Le principal éditeur et diffuseur breton Coop Breizh est en cessation de paiement, et a demandé son placement en redressement judiciaire. Les maisons d'édition s'inquiètent pour le paiement de certaines factures, et se demandent comment leurs livres seront demain accessibles au public, sans un tel réseau.
Coop Breizh, principal diffuseur de produits culturels bretons, s’est déclarée le 11 septembre en cessation de paiements auprès du Tribunal de commerce de Brest. Et ce coup de tonnerre ébranle aussi les maisons d’édition de la région.
L’entreprise, basée à Spézet dans le Finistère, fait face depuis plusieurs années à des résultats "catastrophiques" avait expliqué la semaine dernière l’un de ses responsables à France Bleu Breizh Izel. Avec une baisse des ventes "de l’ordre de 15 à 20%" dans ses quelques 2000 points de vente partenaires, "soit des pertes de dizaines de milliers d‘euros d’euros sur 3 mois".
L’édition bretonne espère tourner rapidement la page du Covid-19 (francetvinfo.fr)
Lourds déficits
La crise n’est pas nouvelle.
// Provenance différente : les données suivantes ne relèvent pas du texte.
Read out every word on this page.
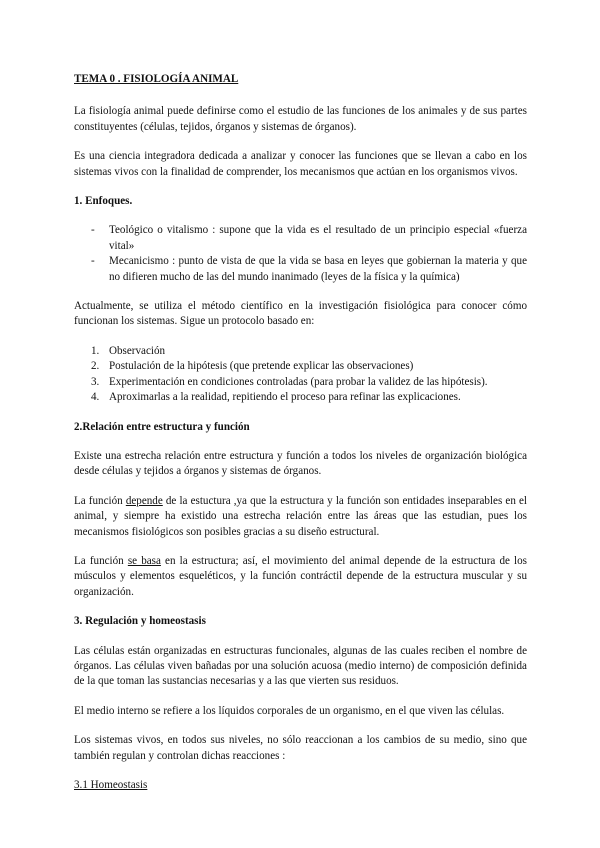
TEMA 0 . FISIOLOGÍA ANIMAL

La fisiología animal puede definirse como el estudio de las funciones de los animales y de sus partes constituyentes (células, tejidos, órganos y sistemas de órganos).

Es una ciencia integradora dedicada a analizar y conocer las funciones que se llevan a cabo en los sistemas vivos con la finalidad de comprender, los mecanismos que actúan en los organismos vivos.

1. Enfoques.
- Teológico o vitalismo : supone que la vida es el resultado de un principio especial «fuerza vital»
- Mecanicismo : punto de vista de que la vida se basa en leyes que gobiernan la materia y que no difieren mucho de las del mundo inanimado (leyes de la física y la química)

Actualmente, se utiliza el método científico en la investigación fisiológica para conocer cómo funcionan los sistemas. Sigue un protocolo basado en:

1. Observación
2. Postulación de la hipótesis (que pretende explicar las observaciones)
3. Experimentación en condiciones controladas (para probar la validez de las hipótesis).
4. Aproximarlas a la realidad, repitiendo el proceso para refinar las explicaciones.
2.Relación entre estructura y función

Existe una estrecha relación entre estructura y función a todos los niveles de organización biológica desde células y tejidos a órganos y sistemas de órganos.

La función depende de la estuctura ,ya que la estructura y la función son entidades inseparables en el animal, y siempre ha existido una estrecha relación entre las áreas que las estudian, pues los mecanismos fisiológicos son posibles gracias a su diseño estructural.

La función se basa en la estructura; así, el movimiento del animal depende de la estructura de los músculos y elementos esqueléticos, y la función contráctil depende de la estructura muscular y su organización.

3. Regulación y homeostasis

Las células están organizadas en estructuras funcionales, algunas de las cuales reciben el nombre de órganos. Las células viven bañadas por una solución acuosa (medio interno) de composición definida de la que toman las sustancias necesarias y a las que vierten sus residuos.

El medio interno se refiere a los líquidos corporales de un organismo, en el que viven las células.

Los sistemas vivos, en todos sus niveles, no sólo reaccionan a los cambios de su medio, sino que también regulan y controlan dichas reacciones :

3.1 Homeostasis
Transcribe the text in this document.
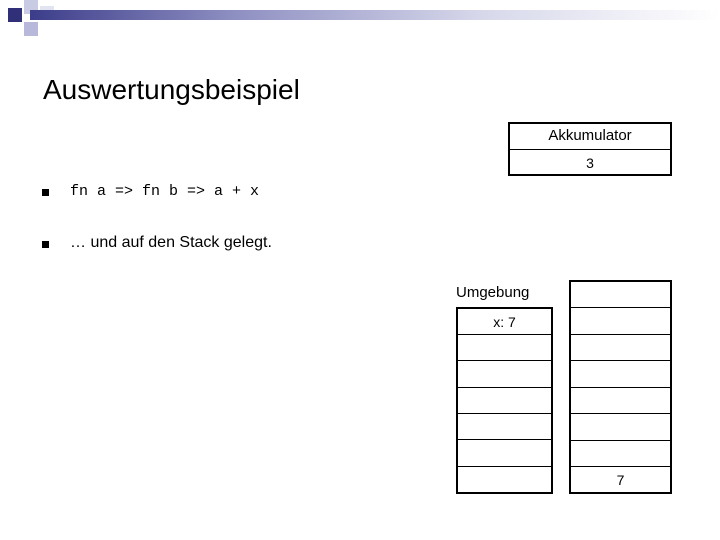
Auswertungsbeispiel
Akkumulator
3
fn a => fn b => a + x
… und auf den Stack gelegt.
Umgebung
x: 7
7
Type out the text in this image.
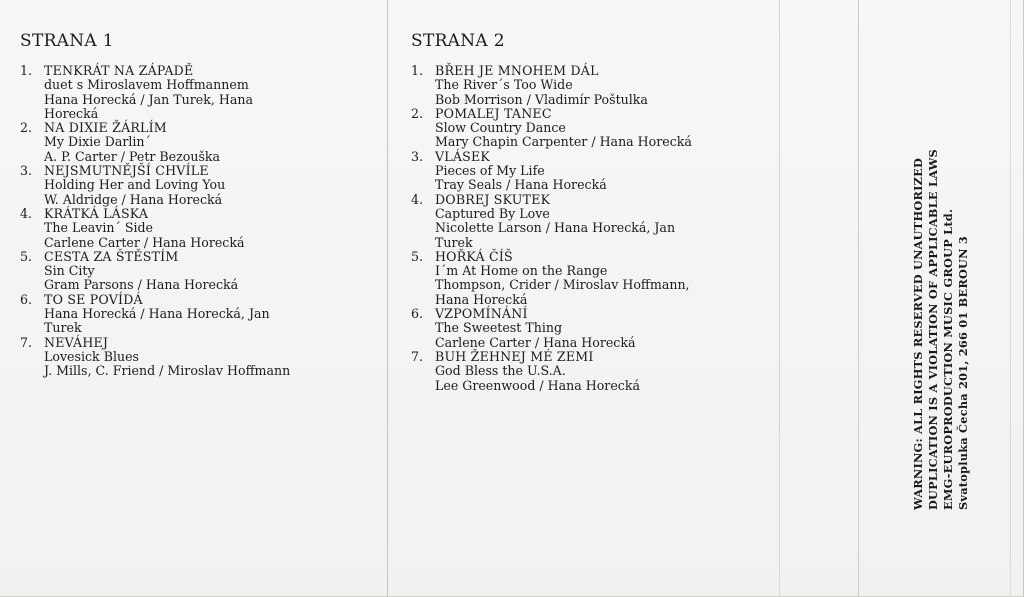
STRANA 1
1. TENKRÁT NA ZÁPADĚ
duet s Miroslavem Hoffmannem
Hana Horecká / Jan Turek, Hana
Horecká
2. NA DIXIE ŽÁRLÍM
My Dixie Darlin´
A. P. Carter / Petr Bezouška
3. NEJSMUTNĚJŠÍ CHVÍLE
Holding Her and Loving You
W. Aldridge / Hana Horecká
4. KRÁTKÁ LÁSKA
The Leavin´ Side
Carlene Carter / Hana Horecká
5. CESTA ZA ŠTĚSTÍM
Sin City
Gram Parsons / Hana Horecká
6. TO SE POVÍDÁ
Hana Horecká / Hana Horecká, Jan
Turek
7. NEVÁHEJ
Lovesick Blues
J. Mills, C. Friend / Miroslav Hoffmann
STRANA 2
1. BŘEH JE MNOHEM DÁL
The River´s Too Wide
Bob Morrison / Vladimír Poštulka
2. POMALEJ TANEC
Slow Country Dance
Mary Chapin Carpenter / Hana Horecká
3. VLÁSEK
Pieces of My Life
Tray Seals / Hana Horecká
4. DOBREJ SKUTEK
Captured By Love
Nicolette Larson / Hana Horecká, Jan
Turek
5. HOŘKÁ ČÍŠ
I´m At Home on the Range
Thompson, Crider / Miroslav Hoffmann,
Hana Horecká
6. VZPOMÍNÁNÍ
The Sweetest Thing
Carlene Carter / Hana Horecká
7. BUH ŽEHNEJ MÉ ZEMI
God Bless the U.S.A.
Lee Greenwood / Hana Horecká	WARNING: ALL RIGHTS RESERVED UNAUTHORIZED DUPLICATION IS A VIOLATION OF APPLICABLE LAWS EMG-EUROPRODUCTION MUSIC GROUP Ltd. Svatopluka Čecha 201, 266 01 BEROUN 3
Sont passés par là le contexte politique et économique difficile, avec des baisses de consommation. Mais aussi la crise du disque, et celle du Covid. Avec à la clé depuis 4 ans des déficits pouvant aller de 95.000 euros en 2023 à plus de 200.000 euros en 2020, avait de son côté précisé l'hebdomadaire Le Poher
L’entreprise, née en 1957, avait procédé à de premiers licenciements et à la fermeture de commerces en 2022, avant de stopper la production musicale et de vendre son catalogue d'artistes en 2023.
Elle ne compte plus que 17 salariés, et attend désormais un nouveau rendez-vous au tribunal de commerce pour être fixée sur une éventuelle mise en redressement judiciaire. Une mauvaise passe qui inquiète les acteurs culturels de la région, et en tout premier lieu les maisons d’édition.
Retards de paiements pour les maisons d'édition
En Bretagne, les maisons d'éditions sont une soixantaine à travailler exclusivement ou en partie avec l'entreprise de Spezet.
"Ce que traverse Coop Breizh entraîne d'abord des difficultés économiques, explique Jean-Marie Goater, porte-parole de l’AMEB, l’association des Maisons d’édition de Bretagne. Avec depuis des mois des retards sur le paiement de factures".
"Des maisons d’édition n'ont pas touché ce qui leur revient dans le produit des ventes de livres, et cet argent permet de payer les auteurs, les imprimeurs, les maquettistes, les correcteurs, les illustrateurs, etc, tous les maillons de la chaîne. Donc on risque à la fois de se retrouver en grande difficulté, et de mettre à notre tour nos autres partenaires en difficulté. Il y a un effet domino".
"Une forte menace sur la création en Bretagne"
Et Jean-Marie Goater de s'inquiéter aussi pour l’avenir de la culture en Bretagne.
"Avec ses 2000 points de vente, Coop Breizh est un réseau indispensable pour la diffusion et la distribution, qui permet d’avoir des ancrages un peu partout. En librairies bien sûr, mais aussi dans des musées, des supermarchés, des maisons de la presse etc. Dans tout un tas de structures qui permettent de toucher des publics très différents, parfois très populaires. Avec une offre notamment de livres en breton ou en gallo, ce qui est essentiel pour notre culture, nos langues".
Sans distribution et diffusion, on n'existe pas. Pour le livre, pour le disque, on est déjà excentré en termes de médiatisation, puisque tout ou presque se fait à Paris.
Jean-Marie GoaterPorte-parole de l'Association des MAisons d'édition en Bretagne
"On se demande aujourd'hui d'où viennent les légumes, rarement d'où viennent nos livres... "
Pour le porte-parole de l'AMEB, il faut que la Bretagne réussisse à travailler "en circuit court".
"Aujourd’hui, et c’est très bien, on se demande d'où vient son plan de tomate, ou ses carottes, mais il faut se demander aussi d'où viennent les livres et les disques qu'on aime lire ou écouter. Il y a des choses formidables qui sont faites ici, il faut que cela se sache, et que cela soit accessible aux gens.
"C’est une période difficile, il faut soutenir les salariés de "Coop Breizh". Et trouver une solution pour en sortir, une solution durable. Un livre ne se fait pas en 15 jours. Il faut des mois, des années. Il nous faut donc une perspective".